We can even generalise this - the closer the electron is to the nucleus, the better it is at shielding. Which makes sense - it will experience a stronger nuclear attraction since it's, well, closer. This also means we can say that 1s electrons are better at shielding than 2s electrons, which are better than 2p, and so on. And in general, the orbital shielding order of precedence, for a given energy level, is: s > p > d > f. Again, f orbitals are furthest out from the nucleus, they'll therefore experience a far weaker attraction than s electrons.

Part 4: Z_eff trends 

There are various more trends related to Z_eff in the periodic table:

• As you go across a period, you'll see an increase in Z_eff  due to weaker shielding effects. This means that the atom will contract due to greater electrostatic attraction between the valence electrons and the nucleus, so the atomic radius will decrease. This greater electrostatic attraction also means the energy required for an atom to give up an electron will increase, and therefore the first ionisation energy of an element (defined as the energy needed for one mole of a gaseous atom to give up one electron to form one mole of a gaseous cation) increases as you go across a period.
• Except that latter point isn't exactly true. It generally holds, but there are some exceptions. Take beryllium and boron for example - boron comes after beryllium in the periodic table, but has a lower first ionisation energy. The reason for this is simple - boron has a valence electron in a higher energy level (2p) than beryllium (2s). This means the valence electron experiences a weaker attraction due to greater shielding, so less energy is needed to lose the electron.
• That rule about Z_eff increasing...doesn't really hold either.

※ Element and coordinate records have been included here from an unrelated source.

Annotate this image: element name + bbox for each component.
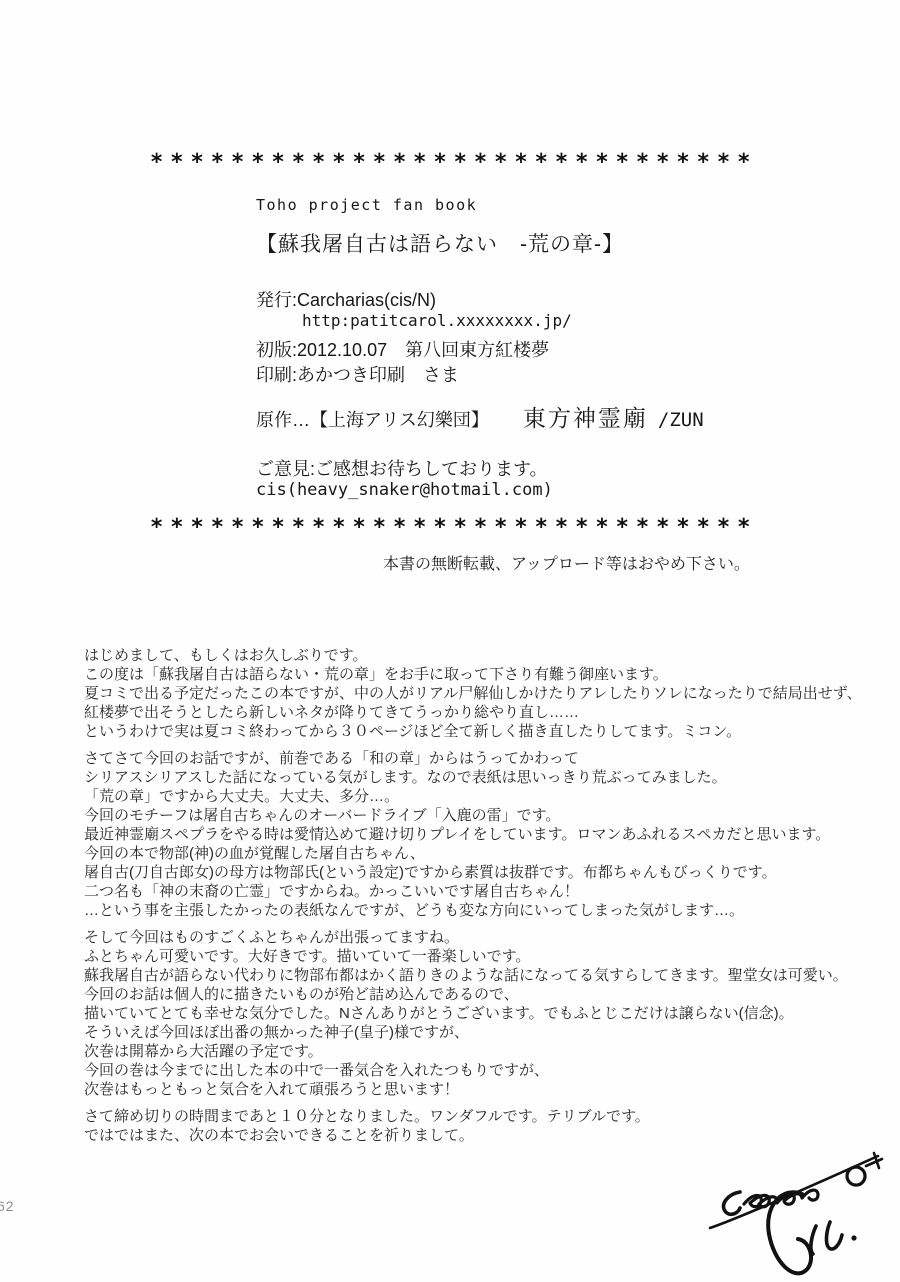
original-work-line: 原作…【上海アリス幻樂団】 東方神霊廟 /ZUN bbox=[256, 400, 704, 433]
scanned-afterword-page: { "page": { "background": "#fefefe", "in… bbox=[0, 0, 900, 1282]
page-number: 62 bbox=[0, 1198, 15, 1214]
text-line: 二つ名も「神の末裔の亡霊」ですからね。かっこいいです屠自古ちゃん！ bbox=[84, 882, 884, 901]
text-line: 描いていてとても幸せな気分でした。Nさんありがとうございます。でもふとじこだけは… bbox=[84, 1004, 884, 1023]
text-line: 次巻はもっともっと気合を入れて頑張ろうと思います！ bbox=[84, 1080, 884, 1099]
text-line: この度は「蘇我屠自古は語らない・荒の章」をお手に取って下さり有難う御座います。 bbox=[84, 665, 884, 684]
text-line: 最近神霊廟スペプラをやる時は愛情込めて避け切りプレイをしています。ロマンあふれる… bbox=[84, 825, 884, 844]
text-line: 「荒の章」ですから大丈夫。大丈夫、多分…。 bbox=[84, 787, 884, 806]
text-line: そして今回はものすごくふとちゃんが出張ってますね。 bbox=[84, 928, 884, 947]
signature-scribble-icon bbox=[706, 1128, 896, 1278]
text-line: 夏コミで出る予定だったこの本ですが、中の人がリアル尸解仙しかけたりアレしたりソレ… bbox=[84, 684, 884, 703]
text-line: 今回の巻は今までに出した本の中で一番気合を入れたつもりですが、 bbox=[84, 1061, 884, 1080]
separator-stars-top: ****************************** bbox=[150, 150, 757, 175]
no-reproduction-notice: 本書の無断転載、アップロード等はおやめ下さい。 bbox=[383, 551, 750, 574]
text-line: 今回のお話は個人的に描きたいものが殆ど詰め込んであるので、 bbox=[84, 985, 884, 1004]
text-line: …という事を主張したかったの表紙なんですが、どうも変な方向にいってしまった気がし… bbox=[84, 901, 884, 920]
feedback-line: ご意見:ご感想お待ちしております。 bbox=[256, 455, 548, 481]
text-line: 屠自古(刀自古郎女)の母方は物部氏(という設定)ですから素質は抜群です。布都ちゃ… bbox=[84, 863, 884, 882]
afterword-paragraph-2: さてさて今回のお話ですが、前巻である「和の章」からはうってかわってシリアスシリア… bbox=[84, 749, 884, 920]
text-line: さてさて今回のお話ですが、前巻である「和の章」からはうってかわって bbox=[84, 749, 884, 768]
text-line: シリアスシリアスした話になっている気がします。なので表紙は思いっきり荒ぶってみま… bbox=[84, 768, 884, 787]
text-line: さて締め切りの時間まであと１０分となりました。ワンダフルです。テリブルです。 bbox=[84, 1107, 884, 1126]
edition-line: 初版:2012.10.07 第八回東方紅楼夢 bbox=[256, 336, 549, 362]
text-line: というわけで実は夏コミ終わってから３０ページほど全て新しく描き直したりしてます。… bbox=[84, 722, 884, 741]
contact-email: cis(heavy_snaker@hotmail.com) bbox=[256, 480, 553, 500]
author-signature bbox=[706, 1128, 896, 1278]
book-title: 【蘇我屠自古は語らない -荒の章-】 bbox=[256, 228, 624, 258]
text-line: ふとちゃん可愛いです。大好きです。描いていて一番楽しいです。 bbox=[84, 947, 884, 966]
original-work-prefix: 原作…【上海アリス幻樂団】 bbox=[256, 406, 489, 432]
afterword-text: はじめまして、もしくはお久しぶりです。この度は「蘇我屠自古は語らない・荒の章」を… bbox=[84, 646, 884, 1153]
text-line: はじめまして、もしくはお久しぶりです。 bbox=[84, 646, 884, 665]
original-work-author: /ZUN bbox=[658, 409, 704, 431]
series-label: Toho project fan book bbox=[256, 196, 477, 214]
afterword-paragraph-1: はじめまして、もしくはお久しぶりです。この度は「蘇我屠自古は語らない・荒の章」を… bbox=[84, 646, 884, 741]
text-line: 次巻は開幕から大活躍の予定です。 bbox=[84, 1042, 884, 1061]
afterword-paragraph-3: そして今回はものすごくふとちゃんが出張ってますね。ふとちゃん可愛いです。大好きで… bbox=[84, 928, 884, 1099]
separator-stars-bottom: ****************************** bbox=[150, 515, 757, 540]
publisher-line: 発行:Carcharias(cis/N) bbox=[256, 286, 436, 312]
text-line: 紅楼夢で出そうとしたら新しいネタが降りてきてうっかり総やり直し…… bbox=[84, 703, 884, 722]
printer-line: 印刷:あかつき印刷 さま bbox=[256, 361, 459, 387]
text-line: そういえば今回ほぼ出番の無かった神子(皇子)様ですが、 bbox=[84, 1023, 884, 1042]
text-line: 蘇我屠自古が語らない代わりに物部布都はかく語りきのような話になってる気すらしてき… bbox=[84, 966, 884, 985]
original-work-title: 東方神霊廟 bbox=[523, 400, 648, 433]
text-line: 今回のモチーフは屠自古ちゃんのオーバードライブ「入鹿の雷」です。 bbox=[84, 806, 884, 825]
text-line: 今回の本で物部(神)の血が覚醒した屠自古ちゃん、 bbox=[84, 844, 884, 863]
circle-url: http:patitcarol.xxxxxxxx.jp/ bbox=[302, 311, 572, 330]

Part 5: Lanthanide contraction 

Remember earlier, when I said that d and f orbitals aren't as good at shielding as s and p orbitals? Well, this becomes especially clear when you look at their atomic radii. In general, their atomic radii will decrease steadily, but occasionally you'll get sudden peaks, such as with manganese in d block and europium in f block. The reason behind this is that these elements have additional stability since they have half-filled d/f orbitals; this therefore means the electrons in the orbitals will experience lower repulsion since they're not being paired up with other electrons.

When discussing a contraction with atoms with valence electrons in their d orbitals, it's a transition metal contraction. When discussing contractions with the lanthanides, which have valence electrons in the 4f orbital, it's the lanthanide contraction: 

Source: Atkins' Physical Chemistry, OUP Oxford: twelfth edition

The Lanthanide contraction is highlighted in the graph above - notice how the atomic radii decrease slowly, but compared to the decrease from Li to F or from K to Br, the change isn't as sudden. Also notice the sudden peaks for europium (Eu) and ytterbium (Yb). A similar trend, known as the actinide contraction, impacts the actinide elements (with valence electrons in the 5f orbitals).

Part 6: Epilogue

I don't have much else to add, I've written this blogpost for revision but it would feel a bit odd if I just ended it like that.